Opiniao

A Responsabilidade da Informação e a Memória dos Factos: Um Esclarecimento Necessária ao Jornal Público

*Por: Grupo de Intelectuais e Académicos Panafricanistas da África Ocidental._*

 

 

Desejamos reafirmar, de forma categoricamente inequívoca, que as declarações de Suas Excelências Goodluck Jonathan e Filipe Nyusi se inserem, integralmente, nos mandatos institucionais que exerciam em Guiné-Bissau no contexto eleitoral de 2025.

O antigo Presidente Filipe Nyusi foi designado oficialmente Chefe da Missão de Observação Eleitoral da União Africana (UA).

O antigo Presidente Goodluck Jonathan atuou na qualidade de Chefe da Missão do West African Elders Forum (WAEF), no âmbito da monitorização pré-eleitoral e da observação internacional.

Ambos falaram com base em constatações diretas, realizadas no terreno, e dentro dos limites estritos das suas competências formais.
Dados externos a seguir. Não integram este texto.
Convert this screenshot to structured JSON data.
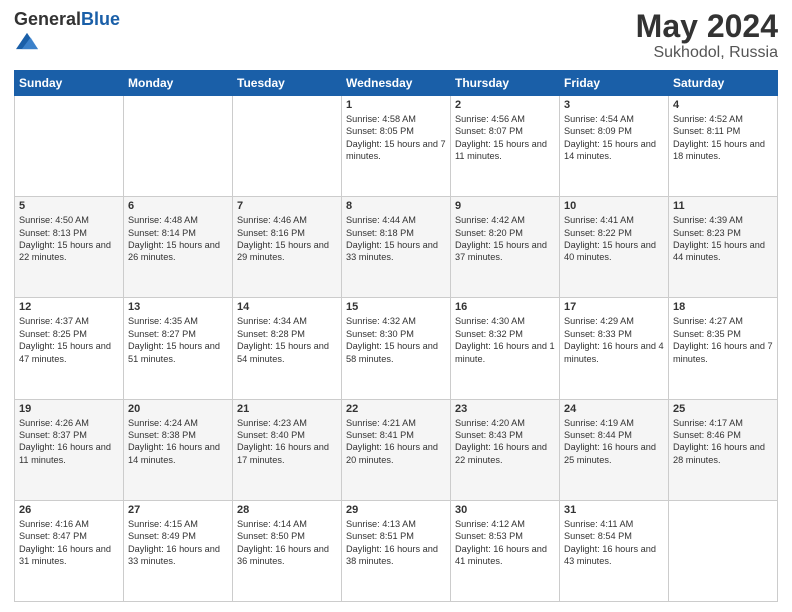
{
  "header": {
    "logo_general": "General",
    "logo_blue": "Blue",
    "title": "May 2024",
    "location": "Sukhodol, Russia"
  },
  "days_of_week": [
    "Sunday",
    "Monday",
    "Tuesday",
    "Wednesday",
    "Thursday",
    "Friday",
    "Saturday"
  ],
  "weeks": [
    {
      "days": [
        {
          "number": "",
          "sunrise": "",
          "sunset": "",
          "daylight": "",
          "empty": true
        },
        {
          "number": "",
          "sunrise": "",
          "sunset": "",
          "daylight": "",
          "empty": true
        },
        {
          "number": "",
          "sunrise": "",
          "sunset": "",
          "daylight": "",
          "empty": true
        },
        {
          "number": "1",
          "sunrise": "Sunrise: 4:58 AM",
          "sunset": "Sunset: 8:05 PM",
          "daylight": "Daylight: 15 hours and 7 minutes.",
          "empty": false
        },
        {
          "number": "2",
          "sunrise": "Sunrise: 4:56 AM",
          "sunset": "Sunset: 8:07 PM",
          "daylight": "Daylight: 15 hours and 11 minutes.",
          "empty": false
        },
        {
          "number": "3",
          "sunrise": "Sunrise: 4:54 AM",
          "sunset": "Sunset: 8:09 PM",
          "daylight": "Daylight: 15 hours and 14 minutes.",
          "empty": false
        },
        {
          "number": "4",
          "sunrise": "Sunrise: 4:52 AM",
          "sunset": "Sunset: 8:11 PM",
          "daylight": "Daylight: 15 hours and 18 minutes.",
          "empty": false
        }
      ]
    },
    {
      "days": [
        {
          "number": "5",
          "sunrise": "Sunrise: 4:50 AM",
          "sunset": "Sunset: 8:13 PM",
          "daylight": "Daylight: 15 hours and 22 minutes.",
          "empty": false
        },
        {
          "number": "6",
          "sunrise": "Sunrise: 4:48 AM",
          "sunset": "Sunset: 8:14 PM",
          "daylight": "Daylight: 15 hours and 26 minutes.",
          "empty": false
        },
        {
          "number": "7",
          "sunrise": "Sunrise: 4:46 AM",
          "sunset": "Sunset: 8:16 PM",
          "daylight": "Daylight: 15 hours and 29 minutes.",
          "empty": false
        },
        {
          "number": "8",
          "sunrise": "Sunrise: 4:44 AM",
          "sunset": "Sunset: 8:18 PM",
          "daylight": "Daylight: 15 hours and 33 minutes.",
          "empty": false
        },
        {
          "number": "9",
          "sunrise": "Sunrise: 4:42 AM",
          "sunset": "Sunset: 8:20 PM",
          "daylight": "Daylight: 15 hours and 37 minutes.",
          "empty": false
        },
        {
          "number": "10",
          "sunrise": "Sunrise: 4:41 AM",
          "sunset": "Sunset: 8:22 PM",
          "daylight": "Daylight: 15 hours and 40 minutes.",
          "empty": false
        },
        {
          "number": "11",
          "sunrise": "Sunrise: 4:39 AM",
          "sunset": "Sunset: 8:23 PM",
          "daylight": "Daylight: 15 hours and 44 minutes.",
          "empty": false
        }
      ]
    },
    {
      "days": [
        {
          "number": "12",
          "sunrise": "Sunrise: 4:37 AM",
          "sunset": "Sunset: 8:25 PM",
          "daylight": "Daylight: 15 hours and 47 minutes.",
          "empty": false
        },
        {
          "number": "13",
          "sunrise": "Sunrise: 4:35 AM",
          "sunset": "Sunset: 8:27 PM",
          "daylight": "Daylight: 15 hours and 51 minutes.",
          "empty": false
        },
        {
          "number": "14",
          "sunrise": "Sunrise: 4:34 AM",
          "sunset": "Sunset: 8:28 PM",
          "daylight": "Daylight: 15 hours and 54 minutes.",
          "empty": false
        },
        {
          "number": "15",
          "sunrise": "Sunrise: 4:32 AM",
          "sunset": "Sunset: 8:30 PM",
          "daylight": "Daylight: 15 hours and 58 minutes.",
          "empty": false
        },
        {
          "number": "16",
          "sunrise": "Sunrise: 4:30 AM",
          "sunset": "Sunset: 8:32 PM",
          "daylight": "Daylight: 16 hours and 1 minute.",
          "empty": false
        },
        {
          "number": "17",
          "sunrise": "Sunrise: 4:29 AM",
          "sunset": "Sunset: 8:33 PM",
          "daylight": "Daylight: 16 hours and 4 minutes.",
          "empty": false
        },
        {
          "number": "18",
          "sunrise": "Sunrise: 4:27 AM",
          "sunset": "Sunset: 8:35 PM",
          "daylight": "Daylight: 16 hours and 7 minutes.",
          "empty": false
        }
      ]
    },
    {
      "days": [
        {
          "number": "19",
          "sunrise": "Sunrise: 4:26 AM",
          "sunset": "Sunset: 8:37 PM",
          "daylight": "Daylight: 16 hours and 11 minutes.",
          "empty": false
        },
        {
          "number": "20",
          "sunrise": "Sunrise: 4:24 AM",
          "sunset": "Sunset: 8:38 PM",
          "daylight": "Daylight: 16 hours and 14 minutes.",
          "empty": false
        },
        {
          "number": "21",
          "sunrise": "Sunrise: 4:23 AM",
          "sunset": "Sunset: 8:40 PM",
          "daylight": "Daylight: 16 hours and 17 minutes.",
          "empty": false
        },
        {
          "number": "22",
          "sunrise": "Sunrise: 4:21 AM",
          "sunset": "Sunset: 8:41 PM",
          "daylight": "Daylight: 16 hours and 20 minutes.",
          "empty": false
        },
        {
          "number": "23",
          "sunrise": "Sunrise: 4:20 AM",
          "sunset": "Sunset: 8:43 PM",
          "daylight": "Daylight: 16 hours and 22 minutes.",
          "empty": false
        },
        {
          "number": "24",
          "sunrise": "Sunrise: 4:19 AM",
          "sunset": "Sunset: 8:44 PM",
          "daylight": "Daylight: 16 hours and 25 minutes.",
          "empty": false
        },
        {
          "number": "25",
          "sunrise": "Sunrise: 4:17 AM",
          "sunset": "Sunset: 8:46 PM",
          "daylight": "Daylight: 16 hours and 28 minutes.",
          "empty": false
        }
      ]
    },
    {
      "days": [
        {
          "number": "26",
          "sunrise": "Sunrise: 4:16 AM",
          "sunset": "Sunset: 8:47 PM",
          "daylight": "Daylight: 16 hours and 31 minutes.",
          "empty": false
        },
        {
          "number": "27",
          "sunrise": "Sunrise: 4:15 AM",
          "sunset": "Sunset: 8:49 PM",
          "daylight": "Daylight: 16 hours and 33 minutes.",
          "empty": false
        },
        {
          "number": "28",
          "sunrise": "Sunrise: 4:14 AM",
          "sunset": "Sunset: 8:50 PM",
          "daylight": "Daylight: 16 hours and 36 minutes.",
          "empty": false
        },
        {
          "number": "29",
          "sunrise": "Sunrise: 4:13 AM",
          "sunset": "Sunset: 8:51 PM",
          "daylight": "Daylight: 16 hours and 38 minutes.",
          "empty": false
        },
        {
          "number": "30",
          "sunrise": "Sunrise: 4:12 AM",
          "sunset": "Sunset: 8:53 PM",
          "daylight": "Daylight: 16 hours and 41 minutes.",
          "empty": false
        },
        {
          "number": "31",
          "sunrise": "Sunrise: 4:11 AM",
          "sunset": "Sunset: 8:54 PM",
          "daylight": "Daylight: 16 hours and 43 minutes.",
          "empty": false
        },
        {
          "number": "",
          "sunrise": "",
          "sunset": "",
          "daylight": "",
          "empty": true
        }
      ]
    }
  ]
}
Não há, pois, qualquer margem para imputar-lhes intenções políticas ou interpretações que extravasem os respetivos mandatos.
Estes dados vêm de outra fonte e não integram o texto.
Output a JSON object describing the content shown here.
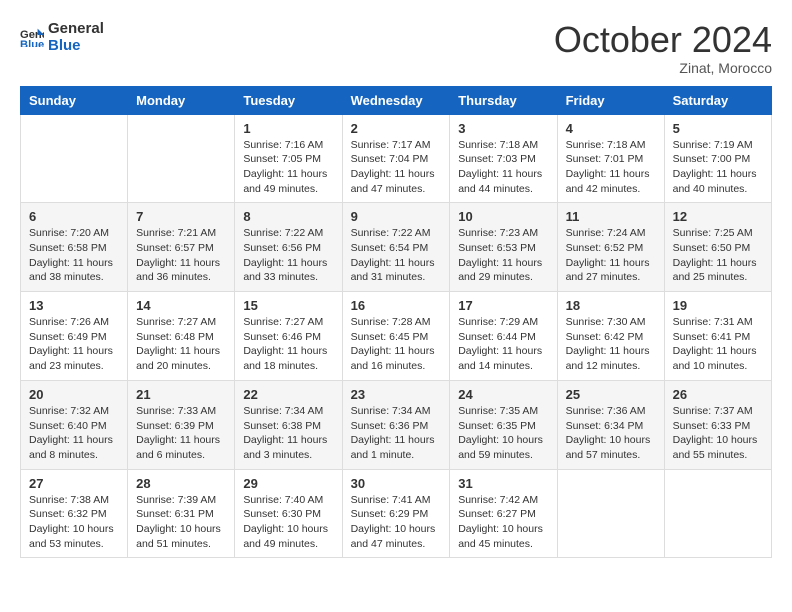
{
  "header": {
    "logo_line1": "General",
    "logo_line2": "Blue",
    "month": "October 2024",
    "location": "Zinat, Morocco"
  },
  "weekdays": [
    "Sunday",
    "Monday",
    "Tuesday",
    "Wednesday",
    "Thursday",
    "Friday",
    "Saturday"
  ],
  "weeks": [
    [
      {
        "day": "",
        "sunrise": "",
        "sunset": "",
        "daylight": ""
      },
      {
        "day": "",
        "sunrise": "",
        "sunset": "",
        "daylight": ""
      },
      {
        "day": "1",
        "sunrise": "Sunrise: 7:16 AM",
        "sunset": "Sunset: 7:05 PM",
        "daylight": "Daylight: 11 hours and 49 minutes."
      },
      {
        "day": "2",
        "sunrise": "Sunrise: 7:17 AM",
        "sunset": "Sunset: 7:04 PM",
        "daylight": "Daylight: 11 hours and 47 minutes."
      },
      {
        "day": "3",
        "sunrise": "Sunrise: 7:18 AM",
        "sunset": "Sunset: 7:03 PM",
        "daylight": "Daylight: 11 hours and 44 minutes."
      },
      {
        "day": "4",
        "sunrise": "Sunrise: 7:18 AM",
        "sunset": "Sunset: 7:01 PM",
        "daylight": "Daylight: 11 hours and 42 minutes."
      },
      {
        "day": "5",
        "sunrise": "Sunrise: 7:19 AM",
        "sunset": "Sunset: 7:00 PM",
        "daylight": "Daylight: 11 hours and 40 minutes."
      }
    ],
    [
      {
        "day": "6",
        "sunrise": "Sunrise: 7:20 AM",
        "sunset": "Sunset: 6:58 PM",
        "daylight": "Daylight: 11 hours and 38 minutes."
      },
      {
        "day": "7",
        "sunrise": "Sunrise: 7:21 AM",
        "sunset": "Sunset: 6:57 PM",
        "daylight": "Daylight: 11 hours and 36 minutes."
      },
      {
        "day": "8",
        "sunrise": "Sunrise: 7:22 AM",
        "sunset": "Sunset: 6:56 PM",
        "daylight": "Daylight: 11 hours and 33 minutes."
      },
      {
        "day": "9",
        "sunrise": "Sunrise: 7:22 AM",
        "sunset": "Sunset: 6:54 PM",
        "daylight": "Daylight: 11 hours and 31 minutes."
      },
      {
        "day": "10",
        "sunrise": "Sunrise: 7:23 AM",
        "sunset": "Sunset: 6:53 PM",
        "daylight": "Daylight: 11 hours and 29 minutes."
      },
      {
        "day": "11",
        "sunrise": "Sunrise: 7:24 AM",
        "sunset": "Sunset: 6:52 PM",
        "daylight": "Daylight: 11 hours and 27 minutes."
      },
      {
        "day": "12",
        "sunrise": "Sunrise: 7:25 AM",
        "sunset": "Sunset: 6:50 PM",
        "daylight": "Daylight: 11 hours and 25 minutes."
      }
    ],
    [
      {
        "day": "13",
        "sunrise": "Sunrise: 7:26 AM",
        "sunset": "Sunset: 6:49 PM",
        "daylight": "Daylight: 11 hours and 23 minutes."
      },
      {
        "day": "14",
        "sunrise": "Sunrise: 7:27 AM",
        "sunset": "Sunset: 6:48 PM",
        "daylight": "Daylight: 11 hours and 20 minutes."
      },
      {
        "day": "15",
        "sunrise": "Sunrise: 7:27 AM",
        "sunset": "Sunset: 6:46 PM",
        "daylight": "Daylight: 11 hours and 18 minutes."
      },
      {
        "day": "16",
        "sunrise": "Sunrise: 7:28 AM",
        "sunset": "Sunset: 6:45 PM",
        "daylight": "Daylight: 11 hours and 16 minutes."
      },
      {
        "day": "17",
        "sunrise": "Sunrise: 7:29 AM",
        "sunset": "Sunset: 6:44 PM",
        "daylight": "Daylight: 11 hours and 14 minutes."
      },
      {
        "day": "18",
        "sunrise": "Sunrise: 7:30 AM",
        "sunset": "Sunset: 6:42 PM",
        "daylight": "Daylight: 11 hours and 12 minutes."
      },
      {
        "day": "19",
        "sunrise": "Sunrise: 7:31 AM",
        "sunset": "Sunset: 6:41 PM",
        "daylight": "Daylight: 11 hours and 10 minutes."
      }
    ],
    [
      {
        "day": "20",
        "sunrise": "Sunrise: 7:32 AM",
        "sunset": "Sunset: 6:40 PM",
        "daylight": "Daylight: 11 hours and 8 minutes."
      },
      {
        "day": "21",
        "sunrise": "Sunrise: 7:33 AM",
        "sunset": "Sunset: 6:39 PM",
        "daylight": "Daylight: 11 hours and 6 minutes."
      },
      {
        "day": "22",
        "sunrise": "Sunrise: 7:34 AM",
        "sunset": "Sunset: 6:38 PM",
        "daylight": "Daylight: 11 hours and 3 minutes."
      },
      {
        "day": "23",
        "sunrise": "Sunrise: 7:34 AM",
        "sunset": "Sunset: 6:36 PM",
        "daylight": "Daylight: 11 hours and 1 minute."
      },
      {
        "day": "24",
        "sunrise": "Sunrise: 7:35 AM",
        "sunset": "Sunset: 6:35 PM",
        "daylight": "Daylight: 10 hours and 59 minutes."
      },
      {
        "day": "25",
        "sunrise": "Sunrise: 7:36 AM",
        "sunset": "Sunset: 6:34 PM",
        "daylight": "Daylight: 10 hours and 57 minutes."
      },
      {
        "day": "26",
        "sunrise": "Sunrise: 7:37 AM",
        "sunset": "Sunset: 6:33 PM",
        "daylight": "Daylight: 10 hours and 55 minutes."
      }
    ],
    [
      {
        "day": "27",
        "sunrise": "Sunrise: 7:38 AM",
        "sunset": "Sunset: 6:32 PM",
        "daylight": "Daylight: 10 hours and 53 minutes."
      },
      {
        "day": "28",
        "sunrise": "Sunrise: 7:39 AM",
        "sunset": "Sunset: 6:31 PM",
        "daylight": "Daylight: 10 hours and 51 minutes."
      },
      {
        "day": "29",
        "sunrise": "Sunrise: 7:40 AM",
        "sunset": "Sunset: 6:30 PM",
        "daylight": "Daylight: 10 hours and 49 minutes."
      },
      {
        "day": "30",
        "sunrise": "Sunrise: 7:41 AM",
        "sunset": "Sunset: 6:29 PM",
        "daylight": "Daylight: 10 hours and 47 minutes."
      },
      {
        "day": "31",
        "sunrise": "Sunrise: 7:42 AM",
        "sunset": "Sunset: 6:27 PM",
        "daylight": "Daylight: 10 hours and 45 minutes."
      },
      {
        "day": "",
        "sunrise": "",
        "sunset": "",
        "daylight": ""
      },
      {
        "day": "",
        "sunrise": "",
        "sunset": "",
        "daylight": ""
      }
    ]
  ]
}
A Imprensa Responsável Tem Honrado a Democracia Bissau-Guineense E a verdade do Povo.

Ao contrário do que sugere o artigo publicado pelo jornal Público, a esmagadora maioria dos media — nacionais, regionais e internacionais — tem desempenhado um papel de extraordinária relevância.

Com rigor, coragem e zelo democrático, muitos jornalistas têm exposto violações, documentado abusos e contribuído decisivamente para que o mundo compreenda a gravidade da situação que se vive em Bissau.

É importante dizê-lo com toda a clareza:
sem a persistência da imprensa, grande parte dos factos hoje conhecidos permaneceria invisível ou deturpada.

Num contexto em que militares golpistas procuram monopolizar a narrativa pública, o jornalismo sério tem sido a principal linha de resistência democrática e a única ponte entre os cidadãos e a verdade factual. Razão da Expulsão da RTP, RTP África e Lusa. Já antecipado o Hoje.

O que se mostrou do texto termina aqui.